Isla del Carmen

The eastern shore of Isla del Carmen is a rusty red and chalky white patchwork from the intermingling of volcanic and sedimentary deposits. At sunrise, the M.V. Sea Bird quietly lay at anchor just between two masses of these brightly colored rocks. Even more color splashed into the clear, dark water when the kayaks set off to skirt the pale, intricately sculptured sediments of old sea floor. We paddled into the cave in the photo and found fossilized sand dollars studding the ceiling as a reminder of eons long past. While paddlers plied the water, hikers wound back through steep-walled canyons to explore the desert.

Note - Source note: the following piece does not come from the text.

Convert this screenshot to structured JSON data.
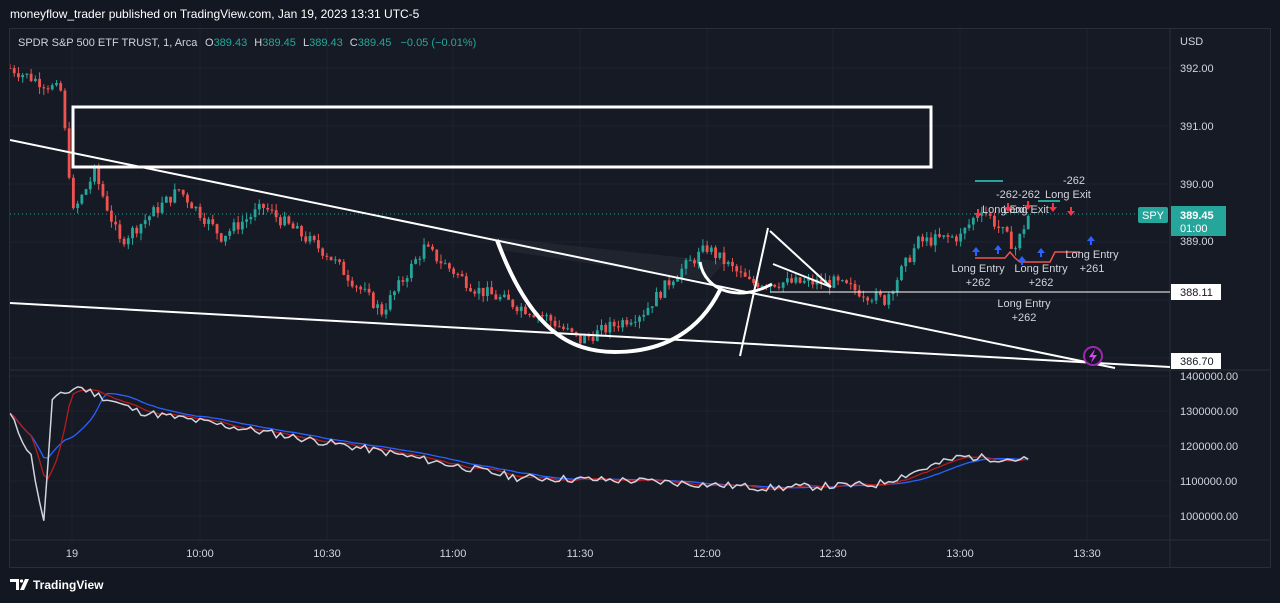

By afternoon the ship reached another anchorage for a completely different adventure. As we boarded Zodiacs, bottlenose dolphins milled about the fantail then raced off to escort our rubber boats as they headed for a white-sand beach at Bahia Salinas. This site has a rich history based on extensive evaporation flats where humans have extracted high-quality salt for centuries. Jesuit missionaries first located this place in 1697, and in time it became a commercial operation regularly providing salt to Alaska for salting down skins of sea otters, to San Francisco in the United States, and also to places as distant as Japan and Greece. Once home to from 80 to 100 families, this place was abandoned in 1983, and the old buildings and ruins provided fascinating insight into the past. After visiting the town and the salt flats themselves, we returned to the ship to continue south.

As we motored out of the bay, a blue whale was spotted on the calm sea, and we maneuvered to get better looks. The spouts lingered in the still air, backlit by the sinking sun. What a fabulous surprise to an already amazing day.